Rasional : kecemasan pasien bia disebabkan karena ketidak tahuannya
tentang proses penyakit serta perawatan. Dengan memberikan
informasi yang dibutuhkan diharapkan dapat mengurangi tingkat
kecemasan klien.
f) Ajarkan klien tehnik relaksasi (memejamkan mata, menarik nafas panjang)
Rasional : relaksasi membuat otot-otot rileks dan mengurangi kecemasan.
g) Menganjurkan klien untuk istirahat.
Rasional : istirahat akan merilekskan otot-otot yang tegang.
DAFTAR PUSTAKA

Alsagaff Hood, Abdul Mukty. 2005. Dasar – Dasar Ilmu Penyakit Paru. Surabaya:
Airlangga University Press.
Carpenito, L.J. 2010. Diagnosa keperawatan. Jakarta: EGC.
Danukusantoso, Halim. 2010. Buku Saku Ilmu Penyakit Paru. Jakarta: Penerbit
Hipokrates.
Herdman, T. Heather. 2012. Nanda International (Nursing Diagnoses: Definitions &
Classification 2012-2014).
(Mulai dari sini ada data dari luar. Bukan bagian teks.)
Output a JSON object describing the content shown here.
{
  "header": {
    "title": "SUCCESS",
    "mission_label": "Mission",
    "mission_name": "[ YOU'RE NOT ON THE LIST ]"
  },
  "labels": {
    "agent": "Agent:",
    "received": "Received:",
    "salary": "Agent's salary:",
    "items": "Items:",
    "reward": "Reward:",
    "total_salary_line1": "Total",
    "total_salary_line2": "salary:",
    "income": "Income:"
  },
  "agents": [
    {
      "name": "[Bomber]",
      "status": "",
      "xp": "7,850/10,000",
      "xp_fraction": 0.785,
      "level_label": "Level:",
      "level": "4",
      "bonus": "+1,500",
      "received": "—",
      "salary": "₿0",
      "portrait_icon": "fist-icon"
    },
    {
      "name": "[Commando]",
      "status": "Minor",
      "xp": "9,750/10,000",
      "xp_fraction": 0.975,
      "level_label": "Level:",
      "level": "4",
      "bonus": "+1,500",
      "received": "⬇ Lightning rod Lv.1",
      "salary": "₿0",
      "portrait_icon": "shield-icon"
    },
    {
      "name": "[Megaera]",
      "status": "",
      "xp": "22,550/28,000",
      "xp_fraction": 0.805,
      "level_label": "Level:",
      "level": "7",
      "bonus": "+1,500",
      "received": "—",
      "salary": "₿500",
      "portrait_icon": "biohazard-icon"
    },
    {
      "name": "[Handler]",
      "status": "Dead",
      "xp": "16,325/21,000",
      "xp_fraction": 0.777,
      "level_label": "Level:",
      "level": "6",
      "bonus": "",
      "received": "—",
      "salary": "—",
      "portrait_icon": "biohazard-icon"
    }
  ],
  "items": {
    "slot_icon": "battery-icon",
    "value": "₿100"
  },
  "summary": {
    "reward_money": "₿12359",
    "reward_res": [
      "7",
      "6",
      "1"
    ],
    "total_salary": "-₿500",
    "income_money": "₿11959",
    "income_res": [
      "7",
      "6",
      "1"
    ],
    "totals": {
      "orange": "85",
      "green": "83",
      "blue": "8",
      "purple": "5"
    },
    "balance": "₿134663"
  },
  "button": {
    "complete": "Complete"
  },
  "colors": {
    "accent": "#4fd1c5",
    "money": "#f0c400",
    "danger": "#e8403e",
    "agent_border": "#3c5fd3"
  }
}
Jakarta: EGC.
Hudak & Gallo. 2011. Keperawatan Kritis, Edisi VI Vol I. Jakarta: EGC.
Mansjoer, A. 2010). Kapita Selekta Kedokteran. (Edisi 3), Jilid 1. Jakarta: Media
Aesculapius.
Price, S.A & Wilson, L.M. 2005. Patofisiologi. (Edisi 6). Jakarta: EGC.
Smeltzer, C . Suzanne, dkk. 2012. Buku Ajar keperawatan Medikal Bedah, Edisi 8
Vol 1. Jakarta : EGC.
Soeparman, Sarwono Waspadji. 2009. Ilmu Penyakit Dalam Jilid II. Jakarta: Balai
Penerbit FKUI.
Sylvia Anderson Price, Lorraine McCarty Wilson. 2005. Patofisiologi Konsep Klinis
Proses - Proses Penyakit. Jakarta: EGC.
Tucker S. Martin. 2008. Standart Perawatan Pasien, Jilid 2. Jakarta: EGC.